Three ex-military chiefs were summoned before Indonesia's parliament to explain their involvement in the campaign to crush separatist rebels in the province of Aceh. Analysts say the new government must show it is sincere about bringing to justice those responsible for massive human-rights abuses in the restive province if it is to ease the pressure for Acehnese independence. But as the summons were issued, a senior military spokesman said conditions in Aceh now justified the introduction of martial law.

Amid fireworks and billowing green smoke, Islamic leaders in the West Bank city of Nazareth removed a cover from the marble cornerstone of a controversial new mosque that has angered Christians. Permission to build the multistory structure was granted by the Israeli government over the objections of the Vatican because it is near the spot where the Virgin Mary learned she would bear Jesus. Christian churches across the Holy Land remained shut for a second straight day in protest. Construction is expected to be in progress when Pope John Paul II makes a scheduled visit to the area next year.

"Listen: Only you can win the peace," President Clinton told an audience of ethnic Albanians in a Kosovo gymnasium in a call for reconciliation with the dwindling number of Serbs who remain in the province. He used much of his address to recount the US role in the bombing of Yugoslav government targets that led to the return of hundreds of thousands of Albanian refugees. Later, he visited American troops in Kosovo's international peacekeeping force, saying, "... your example will show them they do not have to be trapped in the pattern of slaughter."

A strategic Army base 135 miles from Sri Lanka's capital was being shelled heavily by Tamil separatist forces as they pressed their offensive. A Defense Ministry spokesman acknowledged three soldiers had died and that parts of the supply base were on fire but said the Army was "holding fine." Loss of the base at Talladi would be another major embarrassment for President Chandrika Kumaratunga, who seeks reelection Dec. 21 but whose troops have taken heavy losses in the past two weeks.

A decree that would have given women the right to vote and run for elective office in Kuwait was rejected by a 41 to 22 vote in the all-male parliament. But many legislators said they opposed Emir Sheikh Jabel al-Ahmed al-Sabah's order only on constitutional grounds because he issued it while parliament was not in session. Supporters then succeeded in introducing an almost identical measure and forcing it to the top of the legislative calendar for debate as soon as next Tuesday.
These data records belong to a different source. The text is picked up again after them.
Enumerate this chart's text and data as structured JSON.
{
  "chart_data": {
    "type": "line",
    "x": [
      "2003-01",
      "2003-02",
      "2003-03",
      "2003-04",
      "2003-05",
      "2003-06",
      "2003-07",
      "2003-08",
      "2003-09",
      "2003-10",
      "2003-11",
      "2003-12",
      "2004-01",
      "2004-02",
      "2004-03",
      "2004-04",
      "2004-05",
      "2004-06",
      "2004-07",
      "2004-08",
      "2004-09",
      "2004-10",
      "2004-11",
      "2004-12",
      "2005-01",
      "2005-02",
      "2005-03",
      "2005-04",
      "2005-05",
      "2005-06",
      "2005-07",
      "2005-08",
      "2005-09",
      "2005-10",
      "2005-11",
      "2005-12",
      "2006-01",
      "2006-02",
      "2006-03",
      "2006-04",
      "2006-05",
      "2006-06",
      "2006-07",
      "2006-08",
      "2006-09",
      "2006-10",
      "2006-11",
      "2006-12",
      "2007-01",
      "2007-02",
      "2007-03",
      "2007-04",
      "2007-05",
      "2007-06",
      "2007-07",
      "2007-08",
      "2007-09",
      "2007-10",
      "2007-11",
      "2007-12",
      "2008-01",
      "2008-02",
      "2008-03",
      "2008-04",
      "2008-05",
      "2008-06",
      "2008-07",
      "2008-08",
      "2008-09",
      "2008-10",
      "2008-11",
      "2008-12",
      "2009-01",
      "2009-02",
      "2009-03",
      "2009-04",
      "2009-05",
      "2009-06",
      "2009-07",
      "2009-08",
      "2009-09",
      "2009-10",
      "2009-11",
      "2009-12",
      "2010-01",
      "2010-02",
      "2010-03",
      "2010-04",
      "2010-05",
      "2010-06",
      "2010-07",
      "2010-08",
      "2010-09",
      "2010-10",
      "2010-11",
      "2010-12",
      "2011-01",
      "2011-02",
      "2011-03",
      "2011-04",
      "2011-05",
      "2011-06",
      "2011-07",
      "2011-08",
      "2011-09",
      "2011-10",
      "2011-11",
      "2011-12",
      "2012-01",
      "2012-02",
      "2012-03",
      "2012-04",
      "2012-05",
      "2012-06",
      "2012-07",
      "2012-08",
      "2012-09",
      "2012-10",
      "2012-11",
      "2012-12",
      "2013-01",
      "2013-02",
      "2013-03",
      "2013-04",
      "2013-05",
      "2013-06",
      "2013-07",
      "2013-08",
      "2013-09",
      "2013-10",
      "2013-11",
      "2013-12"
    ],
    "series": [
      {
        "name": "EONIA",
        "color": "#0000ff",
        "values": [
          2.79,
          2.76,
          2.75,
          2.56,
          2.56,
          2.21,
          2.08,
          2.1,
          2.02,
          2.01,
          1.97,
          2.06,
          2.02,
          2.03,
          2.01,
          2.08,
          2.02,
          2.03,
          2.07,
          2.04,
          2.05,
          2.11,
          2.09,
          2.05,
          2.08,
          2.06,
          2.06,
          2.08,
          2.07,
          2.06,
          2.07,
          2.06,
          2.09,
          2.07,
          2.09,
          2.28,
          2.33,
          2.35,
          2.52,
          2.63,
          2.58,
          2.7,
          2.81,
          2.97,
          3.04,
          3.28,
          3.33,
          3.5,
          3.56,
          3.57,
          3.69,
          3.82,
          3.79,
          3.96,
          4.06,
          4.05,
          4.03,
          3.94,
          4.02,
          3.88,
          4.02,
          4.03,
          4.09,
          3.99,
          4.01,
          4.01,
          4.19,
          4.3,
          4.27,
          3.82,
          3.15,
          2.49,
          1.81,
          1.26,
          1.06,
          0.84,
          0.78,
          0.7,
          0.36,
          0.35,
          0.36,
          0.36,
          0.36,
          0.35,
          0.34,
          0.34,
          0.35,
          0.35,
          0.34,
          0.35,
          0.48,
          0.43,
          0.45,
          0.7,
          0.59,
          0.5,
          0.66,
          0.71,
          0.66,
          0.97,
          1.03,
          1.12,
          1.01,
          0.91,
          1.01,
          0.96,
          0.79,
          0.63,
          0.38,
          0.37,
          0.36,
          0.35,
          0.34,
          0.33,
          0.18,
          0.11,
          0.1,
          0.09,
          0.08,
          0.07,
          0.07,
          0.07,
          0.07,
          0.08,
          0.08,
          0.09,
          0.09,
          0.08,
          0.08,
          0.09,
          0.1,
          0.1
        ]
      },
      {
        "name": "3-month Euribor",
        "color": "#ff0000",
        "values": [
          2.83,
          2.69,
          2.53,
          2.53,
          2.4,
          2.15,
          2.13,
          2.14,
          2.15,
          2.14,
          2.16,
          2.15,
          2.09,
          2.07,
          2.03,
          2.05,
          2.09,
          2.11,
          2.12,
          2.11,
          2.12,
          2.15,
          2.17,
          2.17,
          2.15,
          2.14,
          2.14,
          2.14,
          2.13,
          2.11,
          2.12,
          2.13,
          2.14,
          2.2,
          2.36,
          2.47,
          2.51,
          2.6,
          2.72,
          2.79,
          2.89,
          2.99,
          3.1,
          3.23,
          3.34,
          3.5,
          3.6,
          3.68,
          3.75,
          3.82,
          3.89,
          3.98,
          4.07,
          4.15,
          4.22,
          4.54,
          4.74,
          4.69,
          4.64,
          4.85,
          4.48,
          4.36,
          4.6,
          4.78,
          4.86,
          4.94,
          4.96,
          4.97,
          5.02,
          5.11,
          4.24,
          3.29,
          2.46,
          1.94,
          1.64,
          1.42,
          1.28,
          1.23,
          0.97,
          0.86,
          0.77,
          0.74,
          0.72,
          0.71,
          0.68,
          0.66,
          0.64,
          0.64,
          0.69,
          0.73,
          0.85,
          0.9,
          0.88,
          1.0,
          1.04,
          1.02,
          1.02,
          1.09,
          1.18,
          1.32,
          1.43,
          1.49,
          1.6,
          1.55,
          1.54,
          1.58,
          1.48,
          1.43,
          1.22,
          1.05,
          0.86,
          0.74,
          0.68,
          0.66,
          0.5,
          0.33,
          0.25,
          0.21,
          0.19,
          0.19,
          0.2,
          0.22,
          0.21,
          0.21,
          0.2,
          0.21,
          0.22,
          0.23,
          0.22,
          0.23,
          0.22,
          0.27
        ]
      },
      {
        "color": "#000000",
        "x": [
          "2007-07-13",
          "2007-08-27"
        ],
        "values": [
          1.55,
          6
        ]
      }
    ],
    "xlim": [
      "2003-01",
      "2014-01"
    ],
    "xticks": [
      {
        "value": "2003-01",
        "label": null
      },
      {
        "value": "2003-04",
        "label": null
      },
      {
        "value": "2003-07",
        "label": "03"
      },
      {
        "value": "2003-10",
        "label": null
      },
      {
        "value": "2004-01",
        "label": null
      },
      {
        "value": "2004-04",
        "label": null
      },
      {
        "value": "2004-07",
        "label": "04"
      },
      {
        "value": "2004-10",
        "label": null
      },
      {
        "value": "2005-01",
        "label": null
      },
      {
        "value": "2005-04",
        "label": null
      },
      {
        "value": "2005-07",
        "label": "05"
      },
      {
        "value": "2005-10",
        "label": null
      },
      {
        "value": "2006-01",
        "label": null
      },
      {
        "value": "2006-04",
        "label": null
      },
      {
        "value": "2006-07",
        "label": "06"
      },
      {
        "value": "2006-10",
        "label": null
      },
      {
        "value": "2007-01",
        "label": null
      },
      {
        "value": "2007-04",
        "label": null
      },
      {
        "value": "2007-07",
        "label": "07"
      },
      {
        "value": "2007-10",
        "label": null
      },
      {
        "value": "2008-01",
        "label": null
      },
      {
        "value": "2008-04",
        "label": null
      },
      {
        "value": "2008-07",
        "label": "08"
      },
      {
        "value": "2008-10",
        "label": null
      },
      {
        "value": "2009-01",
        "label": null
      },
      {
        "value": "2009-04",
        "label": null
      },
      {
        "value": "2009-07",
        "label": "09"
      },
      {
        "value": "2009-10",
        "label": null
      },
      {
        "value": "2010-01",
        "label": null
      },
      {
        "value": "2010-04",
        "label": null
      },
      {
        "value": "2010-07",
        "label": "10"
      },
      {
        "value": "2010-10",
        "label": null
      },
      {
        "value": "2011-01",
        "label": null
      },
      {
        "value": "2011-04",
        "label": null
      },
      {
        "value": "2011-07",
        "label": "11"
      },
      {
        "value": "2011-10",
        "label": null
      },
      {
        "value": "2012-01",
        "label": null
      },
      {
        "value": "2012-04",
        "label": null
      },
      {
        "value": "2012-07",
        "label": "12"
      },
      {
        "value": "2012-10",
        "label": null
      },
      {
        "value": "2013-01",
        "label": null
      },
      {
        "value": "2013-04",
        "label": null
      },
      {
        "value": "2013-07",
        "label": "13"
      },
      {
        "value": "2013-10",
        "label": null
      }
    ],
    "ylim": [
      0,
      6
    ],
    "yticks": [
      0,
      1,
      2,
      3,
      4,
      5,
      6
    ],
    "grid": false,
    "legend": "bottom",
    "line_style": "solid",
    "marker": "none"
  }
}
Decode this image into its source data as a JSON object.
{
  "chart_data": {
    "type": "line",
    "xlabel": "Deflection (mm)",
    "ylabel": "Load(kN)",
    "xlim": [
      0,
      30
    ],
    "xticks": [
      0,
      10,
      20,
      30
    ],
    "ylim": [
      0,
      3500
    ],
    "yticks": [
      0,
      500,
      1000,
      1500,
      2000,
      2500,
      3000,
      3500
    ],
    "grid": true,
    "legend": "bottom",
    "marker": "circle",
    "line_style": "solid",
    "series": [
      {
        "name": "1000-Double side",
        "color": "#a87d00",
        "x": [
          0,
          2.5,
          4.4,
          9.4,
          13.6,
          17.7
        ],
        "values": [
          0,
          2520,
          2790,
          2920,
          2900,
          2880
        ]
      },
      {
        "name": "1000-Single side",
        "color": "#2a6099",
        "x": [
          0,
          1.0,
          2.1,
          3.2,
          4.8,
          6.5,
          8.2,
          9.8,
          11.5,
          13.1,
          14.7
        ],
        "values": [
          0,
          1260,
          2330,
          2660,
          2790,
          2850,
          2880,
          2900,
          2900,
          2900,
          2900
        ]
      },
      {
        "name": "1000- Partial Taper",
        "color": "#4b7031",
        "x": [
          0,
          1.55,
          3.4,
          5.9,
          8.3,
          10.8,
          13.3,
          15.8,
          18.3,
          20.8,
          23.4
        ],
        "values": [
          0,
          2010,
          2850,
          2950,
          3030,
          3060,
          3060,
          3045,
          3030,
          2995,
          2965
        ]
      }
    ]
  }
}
Tens of thousands of farmers, teachers, and peasants were expected to jam the capital of Ecuador for a one-day protest blaming President Jamil Mahuad for the nation's economic crisis and demanding his resignation. An organizer said Mahuad had "dedicated himself to helping bankers and businessmen" while ignoring the plight of less-well-off people. Spiraling inflation and massive unemployment have pushed Mahuad's job-approval rating to just 14 percent.